The Money Paths: Publishing

Let’s follow the money path in publishing.

Publishing is the income a songwriter earns for writing a song, and the money path back to the songwriter is triggered in two ways: by unit sales of the song or by performances of the song.

The two main methods of calculating what is due the songwriter involve the terms “mechanicals” for sales of CDs and videos and “statutory” for sales from concert and radio airplay.

Publishing used to be part of the record companies, but laws to protect songwriters from being taken advantage of now require the separation of publishing and royalties. This separates the artist who wrote the song from the actual recording or performance of the song by an artist/band. If U2 records a BB King song on a record, U2 earns royalties from the sale of the recording and BB King earns publishing for writing the song.



Publishing can be very profitable if the songs can be placed, recorded or used many times. Lennon and McCartney earned more publishing than most because their songs have been re-recorded by so many other artists and are used in commercials, for movie soundtracks and are frequently played on the radio.



Traditionally, publishing revenues are split down the middle between the publishing house/publisher and the songwriter, songwriters, or company who owns the songwriters rights. It is the job of the publishing house to place the song in as many recordings as possible and to be the accountant or gatekeeper for the publishing funds.
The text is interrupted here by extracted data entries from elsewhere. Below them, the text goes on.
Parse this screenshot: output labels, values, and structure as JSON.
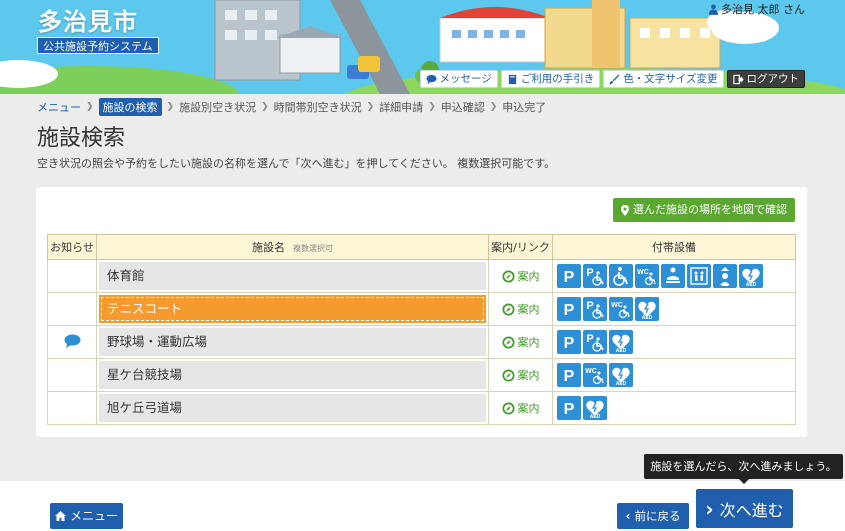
{
  "header": {
    "city_name": "多治見市",
    "system_name": "公共施設予約システム",
    "user": "多治見 太郎 さん",
    "buttons": {
      "message": "メッセージ",
      "guide": "ご利用の手引き",
      "display": "色・文字サイズ変更",
      "logout": "ログアウト"
    }
  },
  "breadcrumb": {
    "items": [
      "メニュー",
      "施設の検索",
      "施設別空き状況",
      "時間帯別空き状況",
      "詳細申請",
      "申込確認",
      "申込完了"
    ],
    "current_index": 1
  },
  "page": {
    "title": "施設検索",
    "instruction": "空き状況の照会や予約をしたい施設の名称を選んで「次へ進む」を押してください。 複数選択可能です。"
  },
  "map_button": "選んだ施設の場所を地図で確認",
  "table": {
    "headers": {
      "notice": "お知らせ",
      "name": "施設名",
      "name_sub": "複数選択可",
      "link": "案内/リンク",
      "equipment": "付帯設備"
    },
    "rows": [
      {
        "name": "体育館",
        "link": "案内",
        "selected": false,
        "notice": false,
        "equipment": [
          "parking",
          "accessible-parking",
          "wheelchair",
          "accessible-toilet",
          "baby-care",
          "elevator",
          "nursing-room",
          "aed"
        ]
      },
      {
        "name": "テニスコート",
        "link": "案内",
        "selected": true,
        "notice": false,
        "equipment": [
          "parking",
          "accessible-parking",
          "accessible-toilet",
          "aed"
        ]
      },
      {
        "name": "野球場・運動広場",
        "link": "案内",
        "selected": false,
        "notice": true,
        "equipment": [
          "parking",
          "accessible-parking",
          "aed"
        ]
      },
      {
        "name": "星ケ台競技場",
        "link": "案内",
        "selected": false,
        "notice": false,
        "equipment": [
          "parking",
          "accessible-toilet",
          "aed"
        ]
      },
      {
        "name": "旭ケ丘弓道場",
        "link": "案内",
        "selected": false,
        "notice": false,
        "equipment": [
          "parking",
          "aed"
        ]
      }
    ]
  },
  "footer": {
    "menu": "メニュー",
    "back": "前に戻る",
    "next": "次へ進む",
    "tooltip": "施設を選んだら、次へ進みましょう。"
  },
  "colors": {
    "header_sky": "#5cc8ee",
    "primary": "#1f5fae",
    "selected": "#f59a2e",
    "map_button": "#5ba830",
    "equipment": "#2d8fd6",
    "table_header": "#fcf6d7"
  }
}
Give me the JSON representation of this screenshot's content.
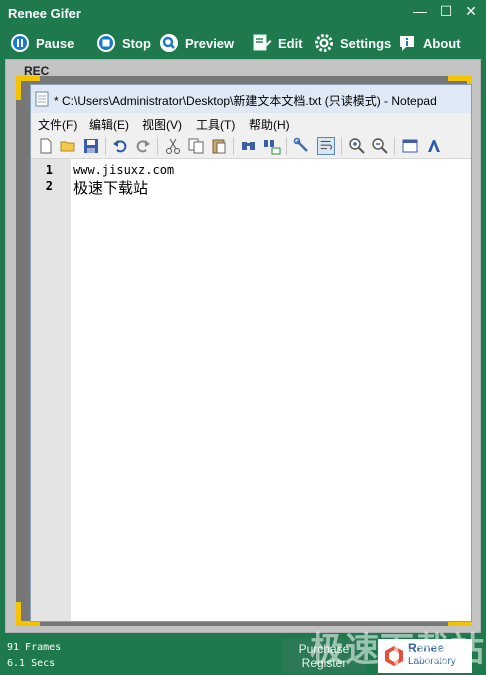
{
  "app": {
    "title": "Renee Gifer",
    "window_controls": {
      "minimize": "—",
      "maximize": "☐",
      "close": "✕"
    }
  },
  "toolbar": {
    "pause": "Pause",
    "stop": "Stop",
    "preview": "Preview",
    "edit": "Edit",
    "settings": "Settings",
    "about": "About"
  },
  "capture": {
    "rec_label": "REC"
  },
  "notepad": {
    "title": "* C:\\Users\\Administrator\\Desktop\\新建文本文档.txt (只读模式) - Notepad",
    "menu": [
      "文件(F)",
      "编辑(E)",
      "视图(V)",
      "工具(T)",
      "帮助(H)"
    ],
    "tool_icons": [
      "new-file-icon",
      "open-folder-icon",
      "save-icon",
      "undo-icon",
      "redo-icon",
      "cut-icon",
      "copy-icon",
      "paste-icon",
      "find-icon",
      "replace-icon",
      "wrench-icon",
      "word-wrap-icon",
      "zoom-in-icon",
      "zoom-out-icon",
      "view-icon",
      "font-icon"
    ],
    "lines": [
      {
        "num": "1",
        "text": "www.jisuxz.com"
      },
      {
        "num": "2",
        "text": "极速下载站"
      }
    ]
  },
  "status": {
    "frames": "91 Frames",
    "secs": "6.1 Secs",
    "purchase_line1": "Purchase",
    "purchase_line2": "Register",
    "brand_line1": "Renee",
    "brand_line2": "Laboratory"
  },
  "watermark": "极速下载站",
  "colors": {
    "brand_green": "#1e7a4d",
    "frame_yellow": "#f5c400",
    "button_green": "#2c7a55"
  }
}
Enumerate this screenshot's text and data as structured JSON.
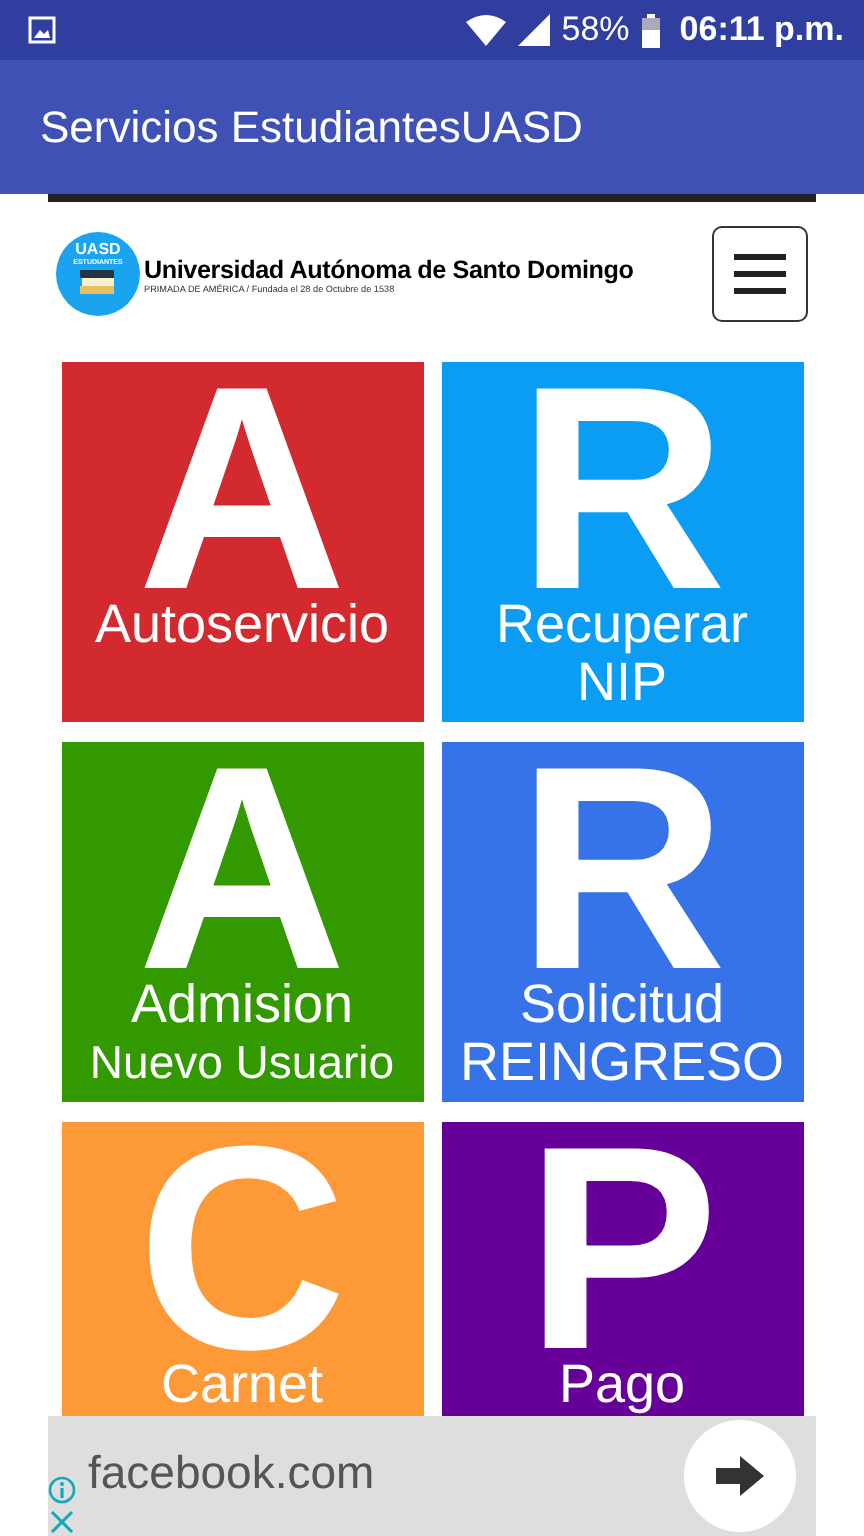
{
  "status_bar": {
    "battery": "58%",
    "time": "06:11 p.m."
  },
  "app_bar": {
    "title": "Servicios EstudiantesUASD"
  },
  "header": {
    "logo_top": "UASD",
    "logo_bottom": "ESTUDIANTES",
    "title": "Universidad Autónoma de Santo Domingo",
    "subtitle": "PRIMADA DE AMÉRICA / Fundada el 28 de Octubre de 1538"
  },
  "tiles": [
    {
      "letter": "A",
      "lines": [
        "Autoservicio"
      ],
      "color": "#d32a2f"
    },
    {
      "letter": "R",
      "lines": [
        "Recuperar",
        "NIP"
      ],
      "color": "#0b9cf4"
    },
    {
      "letter": "A",
      "lines": [
        "Admision",
        "Nuevo Usuario"
      ],
      "color": "#339900"
    },
    {
      "letter": "R",
      "lines": [
        "Solicitud",
        "REINGRESO"
      ],
      "color": "#3672e8"
    },
    {
      "letter": "C",
      "lines": [
        "Carnet"
      ],
      "color": "#fd9a37"
    },
    {
      "letter": "P",
      "lines": [
        "Pago"
      ],
      "color": "#660099"
    }
  ],
  "ad": {
    "domain": "facebook.com"
  }
}
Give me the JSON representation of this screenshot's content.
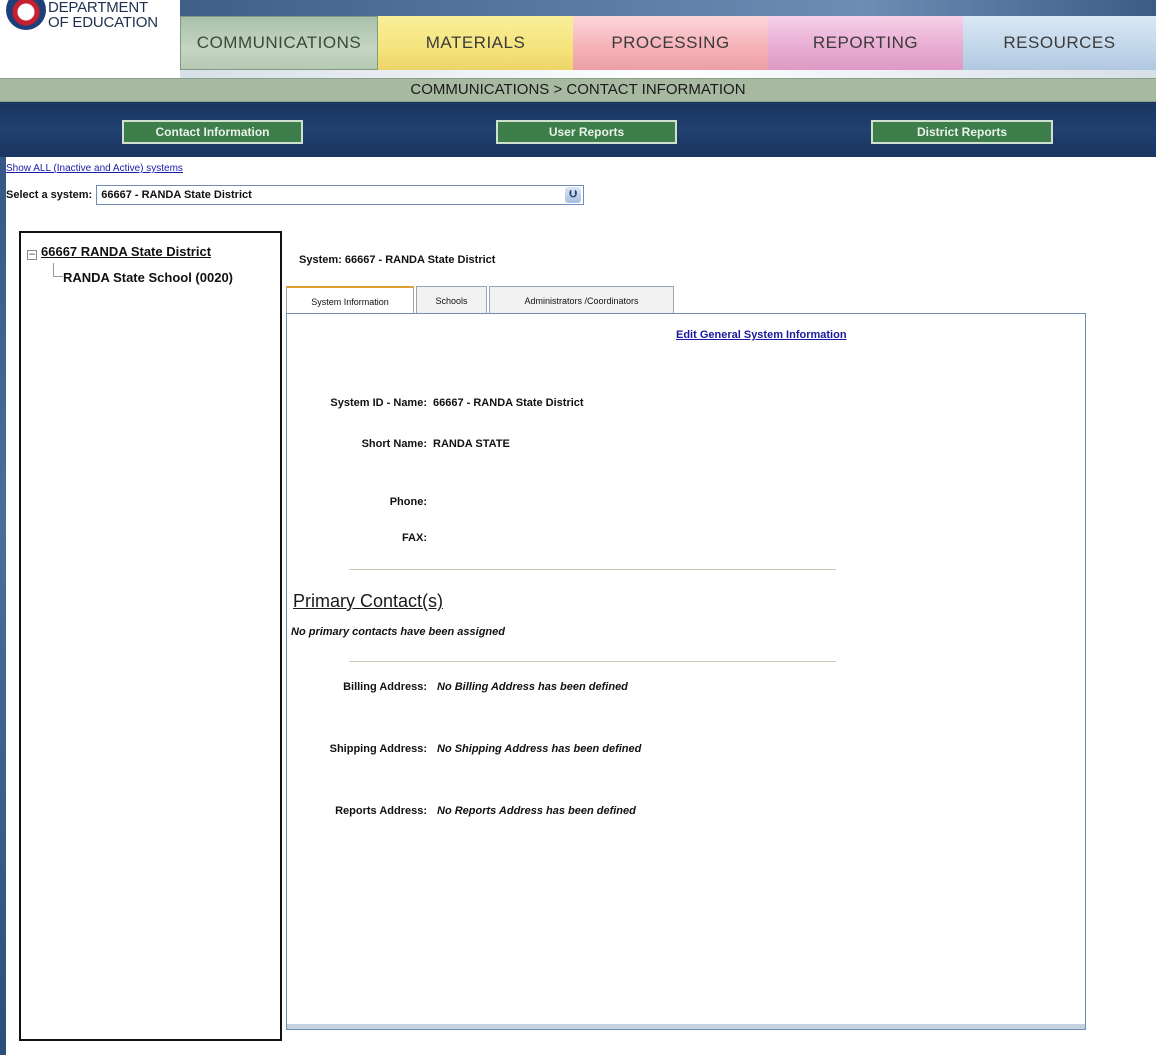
{
  "logo": {
    "line1": "DEPARTMENT",
    "line2": "OF EDUCATION"
  },
  "nav": {
    "tabs": [
      {
        "label": "COMMUNICATIONS"
      },
      {
        "label": "MATERIALS"
      },
      {
        "label": "PROCESSING"
      },
      {
        "label": "REPORTING"
      },
      {
        "label": "RESOURCES"
      }
    ]
  },
  "breadcrumb": "COMMUNICATIONS > CONTACT INFORMATION",
  "subnav": {
    "buttons": [
      {
        "label": "Contact Information"
      },
      {
        "label": "User Reports"
      },
      {
        "label": "District Reports"
      }
    ]
  },
  "system_select": {
    "show_all_link": "Show ALL (Inactive and Active) systems",
    "label": "Select a system:",
    "selected": "66667 - RANDA State District",
    "arrow_icon": "chevron-down-icon"
  },
  "tree": {
    "expander": "−",
    "root": "66667 RANDA State District",
    "child": "RANDA State School (0020)"
  },
  "main": {
    "system_title": "System:  66667 - RANDA State District",
    "tabs": [
      {
        "label": "System Information"
      },
      {
        "label": "Schools"
      },
      {
        "label": "Administrators /Coordinators"
      }
    ],
    "edit_link": "Edit General System Information",
    "fields": {
      "system_id_label": "System ID - Name:",
      "system_id_value": "66667   - RANDA State District",
      "short_name_label": "Short Name:",
      "short_name_value": "RANDA STATE",
      "phone_label": "Phone:",
      "fax_label": "FAX:"
    },
    "primary_contacts": {
      "heading": "Primary Contact(s)",
      "note": "No primary contacts have been assigned"
    },
    "addresses": {
      "billing_label": "Billing Address:",
      "billing_value": "No Billing Address has been defined",
      "shipping_label": "Shipping Address:",
      "shipping_value": "No Shipping Address has been defined",
      "reports_label": "Reports Address:",
      "reports_value": "No Reports Address has been defined"
    }
  },
  "colors": {
    "navy": "#1a3560",
    "breadcrumb_green": "#a8b9a2",
    "button_green": "#3e7e4b",
    "link_blue": "#1a1a9e",
    "tab_active_accent": "#e0a030"
  }
}
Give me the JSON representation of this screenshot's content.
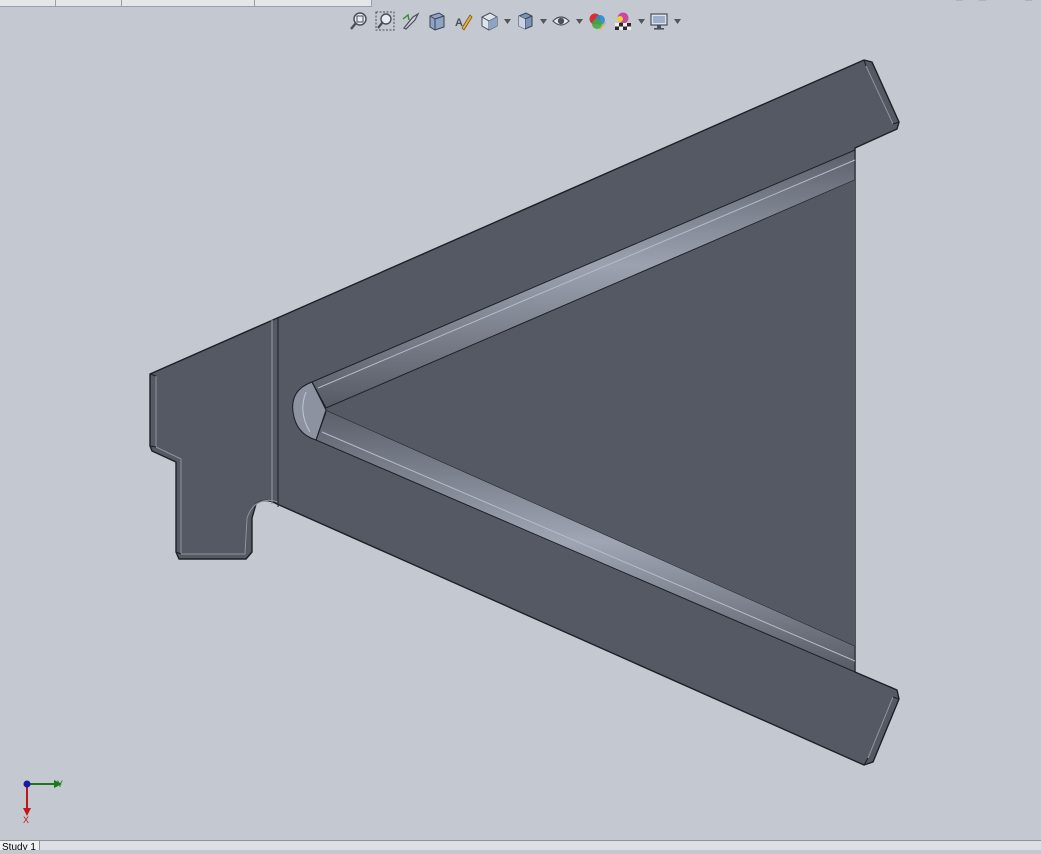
{
  "hud_toolbar": {
    "tools": [
      {
        "icon": "zoom-to-fit-icon"
      },
      {
        "icon": "zoom-to-area-icon"
      },
      {
        "icon": "previous-view-icon"
      },
      {
        "icon": "section-view-icon"
      },
      {
        "icon": "dynamic-annotation-icon"
      },
      {
        "icon": "view-orientation-icon",
        "has_dropdown": true
      },
      {
        "icon": "display-style-icon",
        "has_dropdown": true
      },
      {
        "icon": "hide-show-items-icon",
        "has_dropdown": true
      },
      {
        "icon": "edit-appearance-icon"
      },
      {
        "icon": "apply-scene-icon",
        "has_dropdown": true
      },
      {
        "icon": "view-settings-icon",
        "has_dropdown": true
      }
    ]
  },
  "triad": {
    "y_label": "Y",
    "x_label": "X"
  },
  "status_bar": {
    "active_tab": "Study 1"
  },
  "colors": {
    "background": "#c4c8d1",
    "part_face": "#555963",
    "part_edge": "#1e2026",
    "triad_y": "#1a7a1a",
    "triad_x": "#c01818",
    "triad_origin": "#1a1aa0"
  }
}
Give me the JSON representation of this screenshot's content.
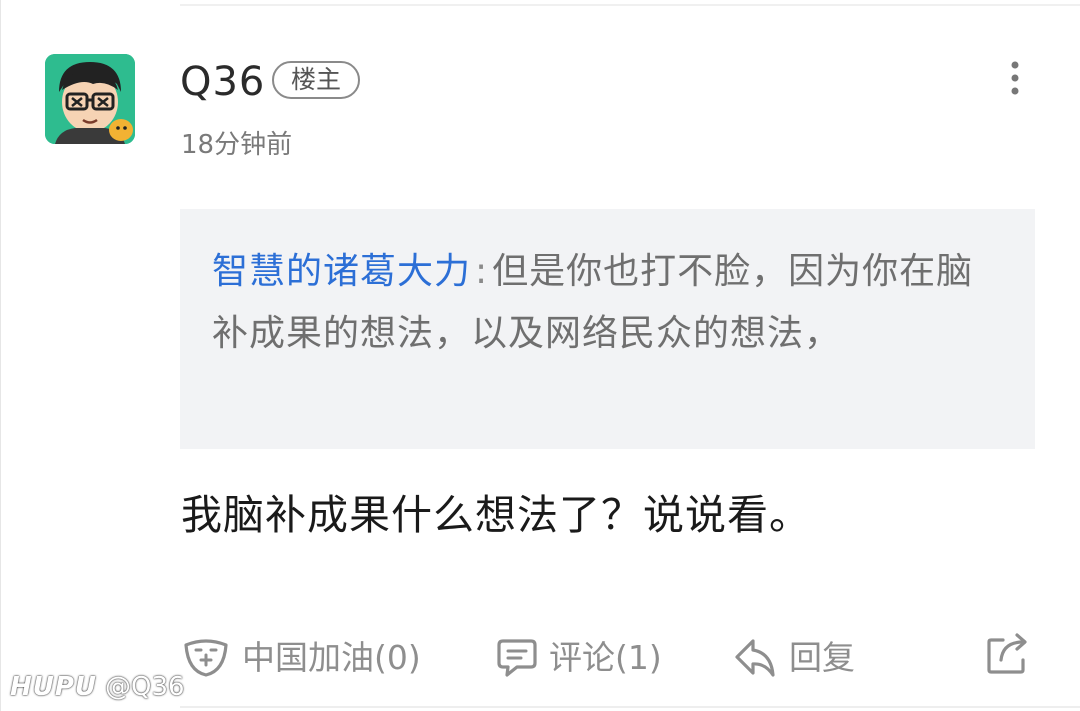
{
  "post": {
    "username": "Q36",
    "op_badge": "楼主",
    "timestamp": "18分钟前"
  },
  "quote": {
    "author": "智慧的诸葛大力",
    "separator": ":",
    "text": "但是你也打不脸，因为你在脑补成果的想法，以及网络民众的想法，"
  },
  "content": "我脑补成果什么想法了？说说看。",
  "actions": {
    "cheer_label": "中国加油(0)",
    "comment_label": "评论(1)",
    "reply_label": "回复"
  },
  "watermark": {
    "brand": "HUPU",
    "handle": "@Q36"
  },
  "icons": {
    "more": "more-vertical-icon",
    "cheer": "cheer-face-icon",
    "comment": "comment-bubble-icon",
    "reply": "reply-arrow-icon",
    "share": "share-icon"
  },
  "colors": {
    "quote_author": "#2c6fd6",
    "quote_background": "#f2f3f5",
    "avatar_background": "#2ebc8f"
  }
}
The collection of these publishing revenues are overseen by the musician unions and associations, who watchdog this process and confirm the formulas used in “black box” splits of pooled revenue.



Like record companies, publishing houses sometimes act like a bank or investor. They may fund song-related expenses or pay writers advances on earnings. If any monies are advanced, the publishing house always recoups its money before the writer gets paid additional publishing.